Thursday, 21 April 2011

Kurds alter cultural and linguistic fabric of non-Kurdish areas around Iraq’s Mosul

By Samer Saeed

Azzaman, April 19, 2011

There are grave concerns in Mosul, the provincial capital of Nineveh, that Kurds are on their way to add the provincial districts and villages they control to their dominions.

A statement, issued by the Unified National Trend, a political faction in the city, said the Kurds, relying on their heavily armed militias, were treating the provincial areas under their control as part of Kurdish territory.

The statement, signed by the group’s leader, Nourideen al-Hayali, said the Kurds were even trying to alter the linguistic and cultural character of the provincial districts they occupied shortly after the 2003-U.S. invasion of Iraq.

Most of the small towns and villages to the north and north west of Mosul, which administratively are an integral part of Nineveh Province, are now under Kurdish militia occupation.

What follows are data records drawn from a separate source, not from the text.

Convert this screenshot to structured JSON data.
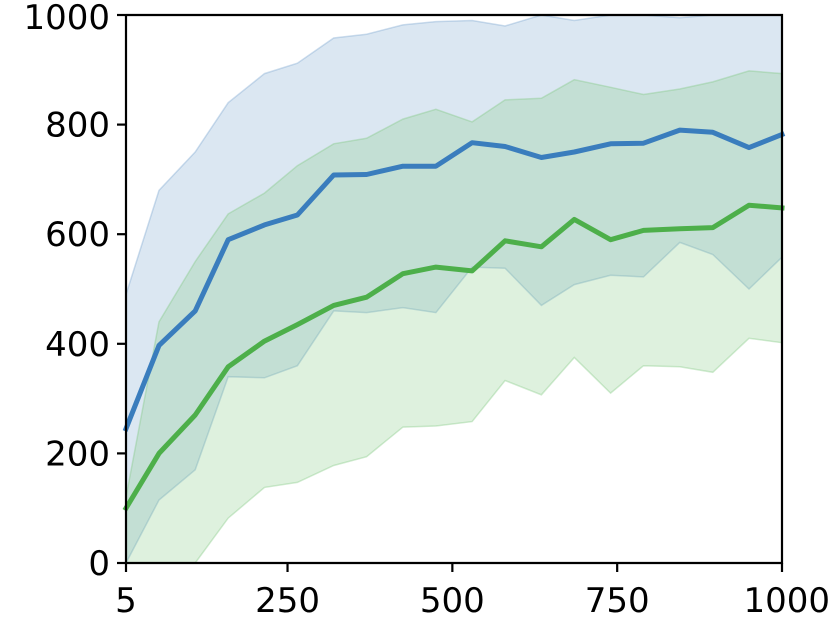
{
  "chart_data": {
    "type": "line",
    "title": "",
    "xlabel": "",
    "ylabel": "",
    "xlim": [
      5,
      1000
    ],
    "ylim": [
      0,
      1000
    ],
    "x_ticks": [
      5,
      250,
      500,
      750,
      1000
    ],
    "y_ticks": [
      0,
      200,
      400,
      600,
      800,
      1000
    ],
    "x_tick_labels": [
      "5",
      "250",
      "500",
      "750",
      "1000"
    ],
    "y_tick_labels": [
      "0",
      "200",
      "400",
      "600",
      "800",
      "1000"
    ],
    "grid": false,
    "x": [
      5,
      55,
      110,
      160,
      215,
      265,
      320,
      370,
      425,
      475,
      530,
      580,
      635,
      685,
      740,
      790,
      845,
      895,
      950,
      1000
    ],
    "series": [
      {
        "color": "#3a7dbd",
        "band_color": "#6f9fcc",
        "values": [
          245,
          397,
          460,
          590,
          617,
          635,
          708,
          709,
          724,
          724,
          767,
          760,
          740,
          750,
          765,
          766,
          790,
          786,
          758,
          782
        ],
        "upper": [
          490,
          680,
          750,
          840,
          893,
          912,
          958,
          965,
          982,
          988,
          990,
          980,
          1000,
          990,
          1000,
          1000,
          995,
          1000,
          1000,
          1000
        ],
        "lower": [
          0,
          115,
          170,
          340,
          338,
          360,
          460,
          457,
          466,
          457,
          540,
          538,
          470,
          508,
          525,
          522,
          585,
          563,
          500,
          558
        ]
      },
      {
        "color": "#4daf4a",
        "band_color": "#7cc67a",
        "values": [
          100,
          200,
          270,
          358,
          405,
          435,
          470,
          485,
          528,
          540,
          533,
          588,
          577,
          627,
          590,
          607,
          610,
          612,
          653,
          648
        ],
        "upper": [
          120,
          440,
          550,
          637,
          675,
          725,
          765,
          775,
          810,
          828,
          805,
          845,
          848,
          882,
          868,
          855,
          865,
          878,
          898,
          893
        ],
        "lower": [
          0,
          0,
          0,
          82,
          138,
          147,
          178,
          194,
          248,
          250,
          258,
          333,
          307,
          375,
          310,
          360,
          358,
          348,
          410,
          402
        ]
      }
    ]
  }
}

The administration of education, health and local government in these areas is a prerogative of Nineveh Province and the provincial council in Mosul.

But the Kurds are reported to be seizing the opportunity of the absence of Iraqi troops and security forces to spread their cultural domination of the areas under their control.

Hayali claimed in his statement that the Kurds were forcing their language as the medium of instruction in schools in districts and villages where Arabs, Turkmen or Syriac-speaking Iraqi Christians are the majority.

He said more than 200 school which used to offer courses and programs in Arabic have been seized, and their teaching staff replaced by Kurdish-speaking instructors.

He cited Baashiqa, a predominantly Syriac-speaking Christians, and its environs, where he said more than a 1000 schools have been forced to switch to Kurdish.